Schiller, Eric. White to Play 1.e4 and Win. Chess Digest, 1992.
I recommend this with caveats galore (for which you can see my recent game and analysis mentioned above), especially as regards the errors in his analysis, but I like some of Schiller's discussion. I also think the overall repertoire he offers fits well with the Urusov in many cases, and the book is therefore worth knowing for that alone.
Anonymous. Le Gambit Urusov from the Mjae website
This is mostly a French plagiarism of my own writings, but they do a fairly good job of simplifying my lines while offering good general coverage. And at least they give me some acknowledgment. FYI: The picture they have of "Prince Urusov" is actually a relative of his and not the man himself.
Fingerhut, Armin. Das Urusow-Gambit Available online.
Rather dense analysis of the main lines, and based on some older sources. But it is easily available, so I mention it.
Tartakower, Dr. S. and J. Du Mont. 100 Master Games of Modern Chess. Dover 1975.
I mention this because it is probably on your shelf or the shelf of your public library. It contains analysis of Heikenheimo-Crepaux, Dubrovnik 1950, which is the focus of the French plagiarists too.
Van der Tak, A. C. "A Forgotten Gambit." New In Chess Yearbook. Volume 59. Edited by Genna Sosonko and Paul van der Sterren. Netherlands: Interchess BV 2001. 106-111.
Good discussion of relatively recent games, though most of this analysis is dealt with in my website.
Pitt Archive FTP. Bishop's Opening Zip PGN File via FTP. 1998.
________. Various materials on the Urusov Gambit and on Prince Urusov, prepared by Max Burkett. 1997.
Forintos, Gyozo and Ervin Haag. The Petroff Defense. New York: Macmillan 1991.
I mention this because it was once widely available and you may have a copy. I think it is the best book on the Petroff, not least because it is one of the only to offer coverage of the Urusoff Gambit.
Galberg-Lund, Soren. Urusovuv Gambit. Brno: Self published 1995. Available from Chess Digest. An English translation of Galber-Lund's pamphlet was available as The Urusoff Gambit and is therefore in the Archive.

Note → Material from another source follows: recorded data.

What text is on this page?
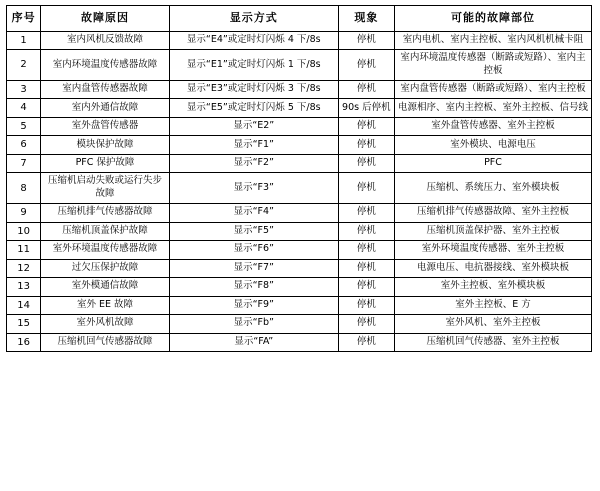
序号	故障原因	显示方式	现象	可能的故障部位
1	室内风机反馈故障	显示“E4”或定时灯闪烁 4 下/8s	停机	室内电机、室内主控板、室内风机机械卡阻
2	室内环境温度传感器故障	显示“E1”或定时灯闪烁 1 下/8s	停机	室内环境温度传感器（断路或短路）、室内主控板
3	室内盘管传感器故障	显示“E3”或定时灯闪烁 3 下/8s	停机	室内盘管传感器（断路或短路）、室内主控板
4	室内外通信故障	显示“E5”或定时灯闪烁 5 下/8s	90s 后停机	电源相序、室内主控板、室外主控板、信号线
5	室外盘管传感器	显示“E2”	停机	室外盘管传感器、室外主控板
6	模块保护故障	显示“F1”	停机	室外模块、电源电压
7	PFC 保护故障	显示“F2”	停机	PFC
8	压缩机启动失败或运行失步故障	显示“F3”	停机	压缩机、系统压力、室外模块板
9	压缩机排气传感器故障	显示“F4”	停机	压缩机排气传感器故障、室外主控板
10	压缩机顶盖保护故障	显示“F5”	停机	压缩机顶盖保护器、室外主控板
11	室外环境温度传感器故障	显示“F6”	停机	室外环境温度传感器、室外主控板
12	过欠压保护故障	显示“F7”	停机	电源电压、电抗器接线、室外模块板
13	室外模通信故障	显示“F8”	停机	室外主控板、室外模块板
14	室外 EE 故障	显示“F9”	停机	室外主控板、E 方
15	室外风机故障	显示“Fb”	停机	室外风机、室外主控板
16	压缩机回气传感器故障	显示“FA”	停机	压缩机回气传感器、室外主控板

It is a terrible translation of likely terrible prose, but it does actually have a couple game references of value. It is mostly supplanted by the materials above.
There is also some deep analysis of Avrukh-Skripchenko, Linares 2001, by GM Lukacs in Chess Base Magazine (which Polgar alludes to as her source for notes on the game) and a part of Neishtadt's book "Winning Quickly as White" which discusses the Gipslis game I think--though I don't have either handy to give you more specific citation information. I could also give you a lengthy bibliography of material related to the Open Two Knights Defense with 1.e4 e5 2.Nf3 Nc6 3.Bc4 Nc6 4.d4 (to which the Urusov often transposes), but direct you for now to my incomplete bibliography at my Perreux Variation site.